A sad businessman scratching his head with a declining sales data background
PHOTO: Shutterstock

Bad data costs the United States more than $3 trillion per year according to the “Data Doc,” Thomas C. Redmond. In a Harvard Business Review (HBR) article published in 2016, he explained it this way, “salespeople waste time dealing with erred prospect data; service delivery people waste time correcting flawed customer orders received from sales. Data scientists spend an inordinate amount of time cleaning data; IT expends enormous effort lining up systems that 'don’t talk.'  Senior executives hedge their plans because they don’t trust the numbers from finance.”

It's no wonder that salespeople have trouble meeting their numbers, marketers often miss their targets and the C-suite doesn't trust their forecasts. This is one of the main reasons so many decisions are made based on a gut feeling

Garbage In, Garbage Out

What is bad data and where does it come from? Constellation Research founder and principal analyst Ray Wang told CMSWire that bad data has several origins. "It can come through data entry. Manual data entry. It's not intentional or malicious. It's just a typo or the numbers entered in the wrong order," he said. Salespeople sometimes create bad data as well, according to Wang, particularly when they "sand bag their forecasts and make guesses without confidence." He added that sometimes data isn't bad, but that it is insufficient and therefore statistically insignificant.
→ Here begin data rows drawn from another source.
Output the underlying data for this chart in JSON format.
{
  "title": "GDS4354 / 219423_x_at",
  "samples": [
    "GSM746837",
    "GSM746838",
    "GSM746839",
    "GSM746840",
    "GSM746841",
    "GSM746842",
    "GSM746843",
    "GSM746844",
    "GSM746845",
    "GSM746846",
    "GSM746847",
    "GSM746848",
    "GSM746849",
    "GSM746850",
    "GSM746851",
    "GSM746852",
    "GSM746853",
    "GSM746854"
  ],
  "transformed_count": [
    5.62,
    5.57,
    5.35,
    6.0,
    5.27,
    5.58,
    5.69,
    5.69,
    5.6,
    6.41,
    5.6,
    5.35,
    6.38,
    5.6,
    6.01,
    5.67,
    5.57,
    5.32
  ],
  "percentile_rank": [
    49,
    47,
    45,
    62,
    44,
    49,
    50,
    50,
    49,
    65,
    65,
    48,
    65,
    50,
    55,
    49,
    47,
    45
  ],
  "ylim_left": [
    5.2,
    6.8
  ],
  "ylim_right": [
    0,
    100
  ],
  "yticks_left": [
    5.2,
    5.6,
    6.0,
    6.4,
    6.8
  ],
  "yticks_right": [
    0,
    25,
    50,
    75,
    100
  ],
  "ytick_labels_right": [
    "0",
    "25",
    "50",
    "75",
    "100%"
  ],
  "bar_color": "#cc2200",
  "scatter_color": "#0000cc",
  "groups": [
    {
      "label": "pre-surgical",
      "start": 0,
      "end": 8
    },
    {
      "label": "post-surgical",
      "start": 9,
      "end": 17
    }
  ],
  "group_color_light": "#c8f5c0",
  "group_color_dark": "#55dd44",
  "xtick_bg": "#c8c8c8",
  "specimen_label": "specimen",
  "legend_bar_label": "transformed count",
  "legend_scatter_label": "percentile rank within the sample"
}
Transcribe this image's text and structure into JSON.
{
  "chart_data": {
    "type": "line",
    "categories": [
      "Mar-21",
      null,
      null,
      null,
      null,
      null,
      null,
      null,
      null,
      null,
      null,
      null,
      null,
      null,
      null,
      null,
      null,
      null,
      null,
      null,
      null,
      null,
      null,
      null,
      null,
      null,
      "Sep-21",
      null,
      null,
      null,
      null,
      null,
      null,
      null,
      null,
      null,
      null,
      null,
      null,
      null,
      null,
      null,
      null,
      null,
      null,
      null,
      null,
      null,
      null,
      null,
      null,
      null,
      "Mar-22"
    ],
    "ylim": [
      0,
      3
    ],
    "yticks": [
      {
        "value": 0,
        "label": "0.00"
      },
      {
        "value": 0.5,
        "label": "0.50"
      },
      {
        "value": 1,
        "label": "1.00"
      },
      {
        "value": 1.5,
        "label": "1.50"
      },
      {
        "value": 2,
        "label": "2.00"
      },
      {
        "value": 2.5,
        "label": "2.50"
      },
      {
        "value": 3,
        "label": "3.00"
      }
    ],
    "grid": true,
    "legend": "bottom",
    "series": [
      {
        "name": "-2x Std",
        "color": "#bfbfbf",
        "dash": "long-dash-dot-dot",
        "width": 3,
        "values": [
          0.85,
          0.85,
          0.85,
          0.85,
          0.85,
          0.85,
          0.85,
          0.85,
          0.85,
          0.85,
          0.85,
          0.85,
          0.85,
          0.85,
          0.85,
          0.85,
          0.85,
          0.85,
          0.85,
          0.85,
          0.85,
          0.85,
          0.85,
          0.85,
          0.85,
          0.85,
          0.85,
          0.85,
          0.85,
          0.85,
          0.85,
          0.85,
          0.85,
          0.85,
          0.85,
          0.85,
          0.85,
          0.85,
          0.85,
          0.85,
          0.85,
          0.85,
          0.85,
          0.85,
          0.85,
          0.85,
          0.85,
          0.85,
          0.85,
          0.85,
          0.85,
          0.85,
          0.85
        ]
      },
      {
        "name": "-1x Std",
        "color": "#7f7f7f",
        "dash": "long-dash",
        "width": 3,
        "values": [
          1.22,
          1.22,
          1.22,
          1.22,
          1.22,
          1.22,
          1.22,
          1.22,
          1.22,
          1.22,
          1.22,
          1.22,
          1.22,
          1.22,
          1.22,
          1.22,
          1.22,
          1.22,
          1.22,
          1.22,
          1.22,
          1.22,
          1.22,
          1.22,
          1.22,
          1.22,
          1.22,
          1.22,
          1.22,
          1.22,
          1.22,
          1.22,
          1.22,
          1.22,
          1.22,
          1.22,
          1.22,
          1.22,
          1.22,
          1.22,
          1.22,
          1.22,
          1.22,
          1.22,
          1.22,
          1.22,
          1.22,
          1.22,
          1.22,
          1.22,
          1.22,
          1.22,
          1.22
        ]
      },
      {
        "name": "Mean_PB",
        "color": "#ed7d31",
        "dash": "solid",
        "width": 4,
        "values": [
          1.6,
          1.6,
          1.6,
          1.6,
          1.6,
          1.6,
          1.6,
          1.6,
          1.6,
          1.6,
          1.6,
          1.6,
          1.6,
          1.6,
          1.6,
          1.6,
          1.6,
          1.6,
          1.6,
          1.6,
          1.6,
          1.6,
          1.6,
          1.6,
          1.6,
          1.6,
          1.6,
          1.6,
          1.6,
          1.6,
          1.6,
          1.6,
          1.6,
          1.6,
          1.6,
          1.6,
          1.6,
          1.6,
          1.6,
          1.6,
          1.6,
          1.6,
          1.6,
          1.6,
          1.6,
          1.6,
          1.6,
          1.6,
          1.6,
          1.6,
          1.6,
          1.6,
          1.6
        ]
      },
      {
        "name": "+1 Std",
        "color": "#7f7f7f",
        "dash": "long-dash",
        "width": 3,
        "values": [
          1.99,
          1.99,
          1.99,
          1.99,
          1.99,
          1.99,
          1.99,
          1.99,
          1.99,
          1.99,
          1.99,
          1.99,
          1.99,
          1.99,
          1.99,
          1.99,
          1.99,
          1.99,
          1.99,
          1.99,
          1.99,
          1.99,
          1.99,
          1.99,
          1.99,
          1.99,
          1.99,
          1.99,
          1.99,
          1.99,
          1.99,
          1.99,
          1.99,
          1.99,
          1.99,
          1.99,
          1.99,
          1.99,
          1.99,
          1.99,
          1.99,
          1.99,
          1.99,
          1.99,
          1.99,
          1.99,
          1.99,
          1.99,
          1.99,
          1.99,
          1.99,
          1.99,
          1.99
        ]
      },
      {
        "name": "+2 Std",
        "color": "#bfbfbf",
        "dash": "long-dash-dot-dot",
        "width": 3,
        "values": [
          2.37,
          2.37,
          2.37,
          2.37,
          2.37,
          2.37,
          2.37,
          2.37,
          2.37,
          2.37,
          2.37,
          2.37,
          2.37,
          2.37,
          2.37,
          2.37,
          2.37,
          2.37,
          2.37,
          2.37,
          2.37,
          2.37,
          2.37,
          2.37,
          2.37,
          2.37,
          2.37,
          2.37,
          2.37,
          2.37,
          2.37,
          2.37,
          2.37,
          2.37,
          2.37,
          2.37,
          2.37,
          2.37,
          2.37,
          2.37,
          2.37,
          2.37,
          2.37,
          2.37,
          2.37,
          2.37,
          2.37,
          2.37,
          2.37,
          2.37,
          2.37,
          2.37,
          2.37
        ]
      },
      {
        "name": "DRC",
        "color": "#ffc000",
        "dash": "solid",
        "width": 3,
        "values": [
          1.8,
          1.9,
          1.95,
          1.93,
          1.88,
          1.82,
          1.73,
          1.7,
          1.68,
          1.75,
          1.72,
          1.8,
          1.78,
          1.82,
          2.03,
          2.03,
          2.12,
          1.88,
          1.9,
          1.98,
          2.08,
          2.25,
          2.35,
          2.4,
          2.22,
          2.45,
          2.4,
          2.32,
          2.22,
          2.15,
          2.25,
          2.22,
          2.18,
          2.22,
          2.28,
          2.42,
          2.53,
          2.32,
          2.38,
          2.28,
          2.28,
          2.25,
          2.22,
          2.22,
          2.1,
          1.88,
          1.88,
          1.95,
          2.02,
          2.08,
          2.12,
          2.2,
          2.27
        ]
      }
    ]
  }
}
Typically, on any given day, 30-50 percent of the CRM data we encounter is wrong, according to Katie Bullard, Chief Growth Officer at DiscoverOrg. Data entry errors aren't the only problem, according to Bullard. Sometimes “it [the data] is out of date,” she said, noting that decision makers often change jobs without public notice, resulting in personalized and or automated messages, and even deal proposals, that are incorrectly targeted. Marketers don't always enter updated contact information either, she explained, noting that bad data is expensive. "Every bad record costs $11.00. Multiply that by 2000, or more,” she said. But here the context is tactical, using contact information in records versus using multiple, huge, complex data sets for making predictions.

Accurate forecasting without a solid data foundation becomes challenging, according to Mark Jewett, vice president of product marketing, Tableau Software. "Getting rid of dirty data is a must to get to accurate marketing forecasts." The more data that the marketing team has access to, the more questions they can ask of that data, and the more effective they can be at their role within the organization," he explained.

Related Article: Big Data's Hidden Scourge: Data Drift 

How Does This Impact the Business

So what happens when your data is bad? In regards to sales forecasting, Wang said,"well you think you are green and all good when you really are red. All the forecasts show 90 percent of hitting quota and you are at 50. When that happens two weeks before the end of the quarter, you are in trouble," he said.

While DiscoverOrg helps marketers address a good part of the "simple data" problem by providing clean, fresh, basic CRM data including direct-dial phone numbers and email addresses that are verified via a combination of tools and more than 200 human fact checkers, data scientists look to clean what is, often, more complex data at a different level and in a different way.

Build a Clean Data Pipeline

"Every company we talk to is working hard to integrate data and analytics across many aspects of their business, and nowhere is that more true than in marketing," said Jewett. "Bringing data together across multiple sources like Google Analytics, Omniture, DoubleClick, Marketo, and many other data sources is critical to understanding the full marketing pipeline," he added. 

He also noted that making sure that the data is clean and compatible can have a huge impact on a team's results by, "weeding out less reliable data points and helping to filter through the noise to spot the prevalent trends."

Related Article: Data Drift: What It Is and How to Avoid It

Use Data Selectively

But John Timmerman, Teradata's global industry evangelist cautions against using every piece of data you can get your hands on. "The most important thing a marketer can do is to determine the data that actually has a probabilistic influence on forecasts," he told CMSWire. "Just as we hone and tailor predictive models for customer behavior, it is critical to first look at all the data attributes available to determine which ones (or combinations of attributes) actually play a role in predicting an outcome."

Timmerman explained that by excluding the data that is immaterial to your forecast, you can focus data quality initiatives where they are most needed. "It would be a shame to spend valuable data quality resources on a source or attribute (that isn't needed) to the detriment of one that's critically influential,” he said.

The approach data scientists and analysts should take, from Timmerman's point of view, is to "first determine which data points are truly predictive in regards to marketing forecasts. The second step is implementing a governance protocol across all of those data points, sources and attributes to maintain the quality of the information influencing your organizational decisions.  This ensures that "bad data" never enters your analytical ecosystem in the first place," he said.

Wang told CMSWire that using machine learning and statistical  techniques to find historical patterns on how well sales reps have forecasted and then determining that those attributes, can be very helpful. That is why there is such huge investment in artificial intelligence (AI) for sales, he said. But even then, according to Redmond, "Bad data can rear its ugly head twice — first in the historical data used to train the predictive model and second in the new data used by that model to make future decisions," he wrote in a different HBR article.